As discussed before, the box beam arm that spans that gap from the base to the weight has been designed to be very strong in bending. The reason for this is that we wanted to reduce the loss in lift height that results from arm deflection. The final arm design is very stiff under the load of the weight, and is barely affected by torsion forces due to its orientation to the weight and the platform. This results in an arm that deflects very little at the end and provides an ideal anchor point for the lifting mechanism.
In designing an arm with a direct path to the weight, we required a platform that was offset from the vertical base. This allows the arm to connect to the base diagonally and gives us room to deal with the torsion created by the offset of the arm.
This extended platform bolts directly to the arm that we have created and is supported below by two metal strips. On the leading edge of the platform, we placed a U-channel strip to counteract the compressive forces. On the back edge, we placed a strip in tension to counter the moment created by the arm under load. However, the base still twisted a little under the load, and we placed two pieces of metal to counter the twisting. This results in alternating tension and compression members supporting the base and the platform.

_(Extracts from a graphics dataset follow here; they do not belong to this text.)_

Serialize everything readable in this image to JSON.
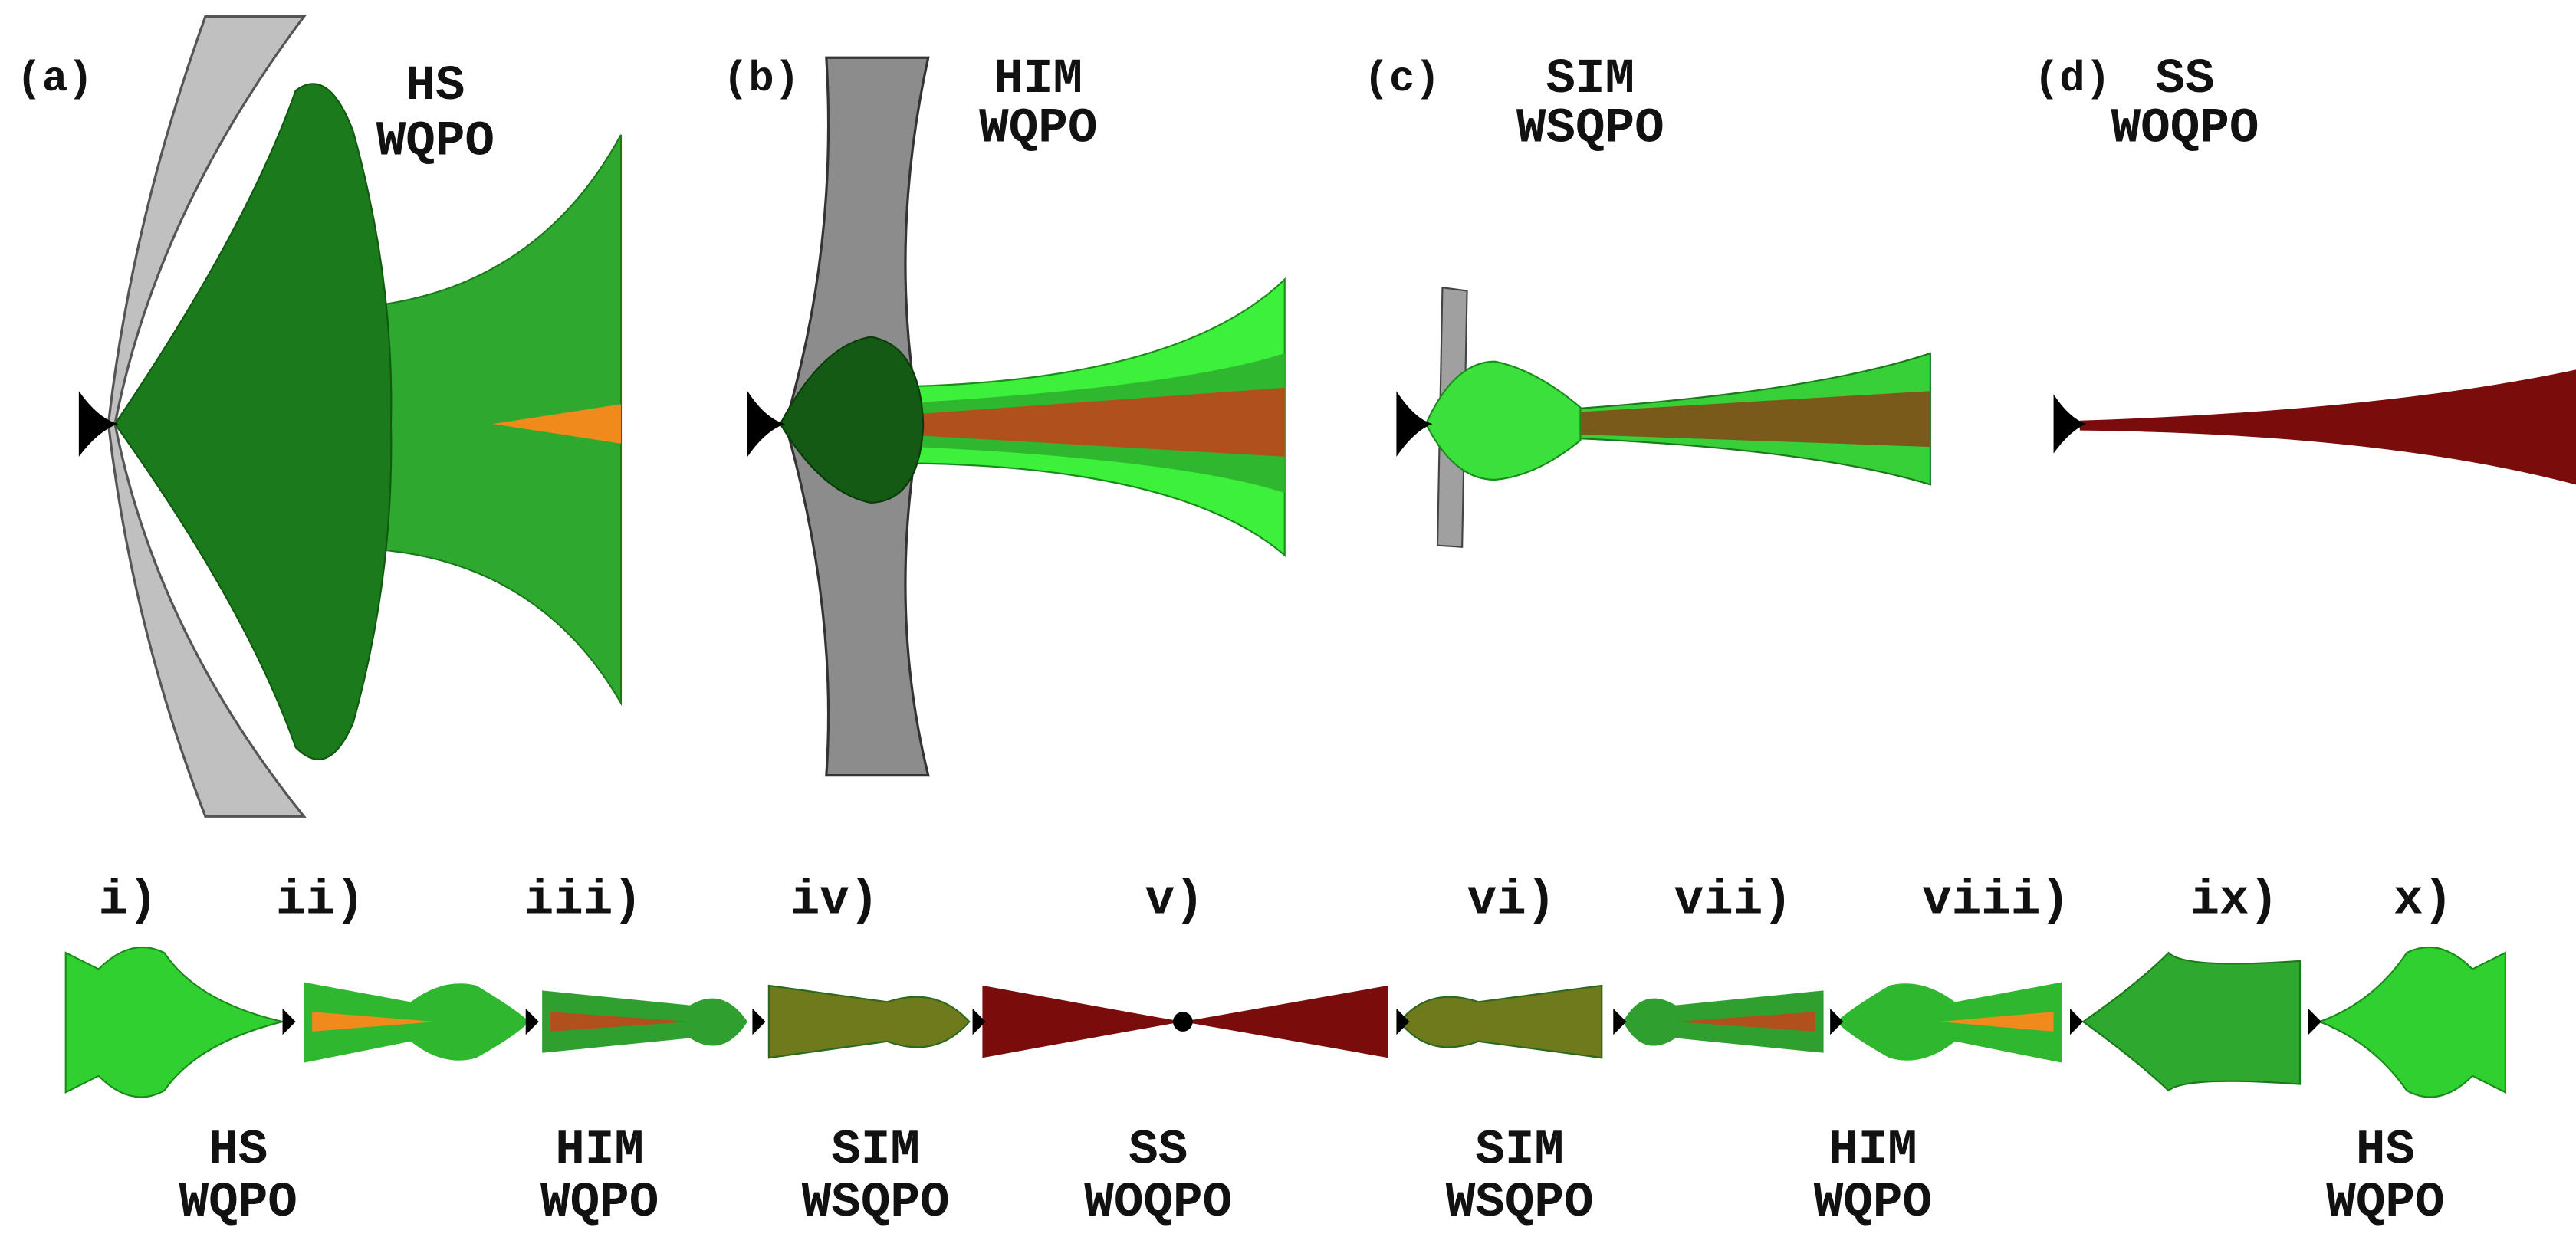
{
  "panels": [
    {
      "label": "(a)",
      "state": "HS",
      "qpo": "WQPO"
    },
    {
      "label": "(b)",
      "state": "HIM",
      "qpo": "WQPO"
    },
    {
      "label": "(c)",
      "state": "SIM",
      "qpo": "WSQPO"
    },
    {
      "label": "(d)",
      "state": "SS",
      "qpo": "WOQPO"
    }
  ],
  "sequence": {
    "markers": [
      "i)",
      "ii)",
      "iii)",
      "iv)",
      "v)",
      "vi)",
      "vii)",
      "viii)",
      "ix)",
      "x)"
    ],
    "states": [
      {
        "state": "HS",
        "qpo": "WQPO"
      },
      {
        "state": "HIM",
        "qpo": "WQPO"
      },
      {
        "state": "SIM",
        "qpo": "WSQPO"
      },
      {
        "state": "SS",
        "qpo": "WOQPO"
      },
      {
        "state": "SIM",
        "qpo": "WSQPO"
      },
      {
        "state": "HIM",
        "qpo": "WQPO"
      },
      {
        "state": "HS",
        "qpo": "WQPO"
      }
    ]
  }
}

Base Tensioning Device (Quasi-Turnbuckle)
Upon constructing the new base, we found that even accurately cut pieces did not perfectly align. So we integrated a manual tension adjuster into the structure. It operates similar to a turnbuckle except that both screws are threaded in the same direction and it requires a screwdriver to be tightened or loosened. The idea is that tension is applied towards center of tower frame which places the entire frame in compression
These strips were added to the design after we found that continual clamping and unclamping was weakening our base structure. These strips lie diagonally across the base and significantly improve clamping effectiveness by holding down the edges of the vertical supports.
The initial iteration of the lift arm had a gear reduction but was limited in its lifting capabilities by its moment arm. We wanted to increase the lifting height of the structure and to do so we needed a longer swing arm and more torque. To accomplish this, we used a counterweight. Our counterweighted swing arm had to be located entirely on the weight side of the obstacle since the opening would not allow for a full swing. Therefore, we had a limited size for the entire length of the arm. Taking some measurements, we now had counterweights on one side of the arm that could now lift the weight nearly twice as high as our previous lifting mechanism.